The Advisors' Blog

This blog features wisdom from respected compensation consultants and lawyers

May 19, 2009

Carpenters Push Triennial Alternative for Say-on-Pay

Broc Romanek, CompensationStandards.com

One of those things I’ve been meaning to blog about – and no one else was blogging about until Mark Borges covered it this morning in his blog. A few weeks ago, Ed Durkin and the United Brotherhood of Carpenters Pension Fund has submitted a new shareholder proposal to 20 companies seeking a triennial vote on pay rather than an annual one.

The rationale is that this would help shareholders by reducing the number of companies they would have to analyze each year – and would help companies as they wouldn’t have to face an annual battle over their pay practices.

As Mark notes, the triennial executive pay (known as “TEP”) proposal would require:

– In addition to an overall vote on named executive officer compensation, separate votes on a company’s (i) annual incentive plan, (ii) long-term incentive plan, and (iii) post-employment benefits (including retirement, severance, and change-in-control payments); and

– A “forum” between the compensation committee and shareholders on at least a triennial basis to discuss senior executive compensation policies and practices.

In talking to company representatives, they obviously find a vote every three years more palatable – although I think they have overlooked the fact that the Carpenter’s forum idea is something that could be much more frequent (eg. Intel recently launched a stockholder forum leading up to tomorrow’s annual shareholders meeting).

I agree with Mark that this idea’s weakness is how to deal with corporate implosions between the triennial votes. My solution would be a safety valve where shareholders could gather and trigger a vote, much like the idea of triggering proxy access.
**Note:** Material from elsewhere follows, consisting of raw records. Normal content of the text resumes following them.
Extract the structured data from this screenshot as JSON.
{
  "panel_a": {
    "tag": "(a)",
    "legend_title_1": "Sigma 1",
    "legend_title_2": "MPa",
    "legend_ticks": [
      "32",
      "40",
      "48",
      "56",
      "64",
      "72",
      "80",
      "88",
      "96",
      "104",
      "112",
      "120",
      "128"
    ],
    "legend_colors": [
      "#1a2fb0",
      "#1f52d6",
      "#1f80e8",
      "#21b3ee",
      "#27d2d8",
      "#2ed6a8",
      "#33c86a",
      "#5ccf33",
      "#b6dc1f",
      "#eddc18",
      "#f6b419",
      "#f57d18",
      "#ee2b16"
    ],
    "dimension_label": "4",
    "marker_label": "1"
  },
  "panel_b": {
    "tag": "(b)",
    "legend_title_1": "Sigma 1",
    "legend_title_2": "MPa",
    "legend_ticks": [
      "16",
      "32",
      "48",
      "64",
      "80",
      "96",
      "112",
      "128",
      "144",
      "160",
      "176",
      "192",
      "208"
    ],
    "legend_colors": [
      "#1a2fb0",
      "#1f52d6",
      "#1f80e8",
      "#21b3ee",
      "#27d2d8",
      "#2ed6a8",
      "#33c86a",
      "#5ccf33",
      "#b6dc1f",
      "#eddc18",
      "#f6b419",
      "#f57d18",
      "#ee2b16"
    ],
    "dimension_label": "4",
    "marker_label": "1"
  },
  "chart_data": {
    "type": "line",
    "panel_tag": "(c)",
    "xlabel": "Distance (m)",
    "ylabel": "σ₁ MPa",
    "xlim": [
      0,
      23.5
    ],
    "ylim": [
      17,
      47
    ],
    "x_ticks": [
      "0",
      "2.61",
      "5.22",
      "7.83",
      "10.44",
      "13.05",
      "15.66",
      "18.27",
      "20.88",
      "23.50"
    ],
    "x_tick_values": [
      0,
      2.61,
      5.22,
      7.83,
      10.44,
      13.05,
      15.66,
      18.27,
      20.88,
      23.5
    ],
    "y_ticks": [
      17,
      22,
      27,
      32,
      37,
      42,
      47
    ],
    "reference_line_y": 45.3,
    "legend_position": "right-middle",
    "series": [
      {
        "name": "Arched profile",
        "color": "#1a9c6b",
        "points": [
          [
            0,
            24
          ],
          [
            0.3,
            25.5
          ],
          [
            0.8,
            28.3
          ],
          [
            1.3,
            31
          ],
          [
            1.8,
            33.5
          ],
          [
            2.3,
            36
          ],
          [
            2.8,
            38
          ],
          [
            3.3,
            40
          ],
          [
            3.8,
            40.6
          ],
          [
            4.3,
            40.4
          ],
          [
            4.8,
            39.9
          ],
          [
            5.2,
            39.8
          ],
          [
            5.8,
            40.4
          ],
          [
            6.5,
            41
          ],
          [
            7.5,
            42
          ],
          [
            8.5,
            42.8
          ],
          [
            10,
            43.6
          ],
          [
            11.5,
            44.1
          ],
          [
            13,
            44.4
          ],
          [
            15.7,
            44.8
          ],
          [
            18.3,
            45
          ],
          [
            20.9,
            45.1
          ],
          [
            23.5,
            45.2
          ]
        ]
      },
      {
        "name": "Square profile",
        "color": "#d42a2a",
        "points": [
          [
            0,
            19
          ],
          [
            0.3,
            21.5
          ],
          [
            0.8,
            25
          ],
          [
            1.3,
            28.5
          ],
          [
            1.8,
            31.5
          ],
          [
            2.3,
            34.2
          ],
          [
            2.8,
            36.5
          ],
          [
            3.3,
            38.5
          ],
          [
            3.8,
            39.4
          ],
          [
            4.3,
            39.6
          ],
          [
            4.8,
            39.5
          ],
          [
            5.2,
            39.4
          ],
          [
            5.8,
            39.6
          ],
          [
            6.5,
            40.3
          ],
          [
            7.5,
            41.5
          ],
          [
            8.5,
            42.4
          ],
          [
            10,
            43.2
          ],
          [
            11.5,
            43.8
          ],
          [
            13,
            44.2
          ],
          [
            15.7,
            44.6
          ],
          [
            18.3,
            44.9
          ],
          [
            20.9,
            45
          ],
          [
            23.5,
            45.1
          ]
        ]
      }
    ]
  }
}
In other words, if a group of shareholders got together that met a ownership threshold and filed some type of certification with the SEC that states they seek a say-on-pay vote (with the filing made by a particular deadline), the company would be forced to put say-on-pay on the ballot.

But note that I’m still dubious whether say-on-pay is really meaningful anyways. I would rather rely on votes “against” compensation committee members as the signal to the board that shareholders are unhappy over pay practices. In a say-on-pay world, I worry that board will routinely get their pay packages blessed (see yesterday’s WSJ article) and that excessive pay practices won’t change.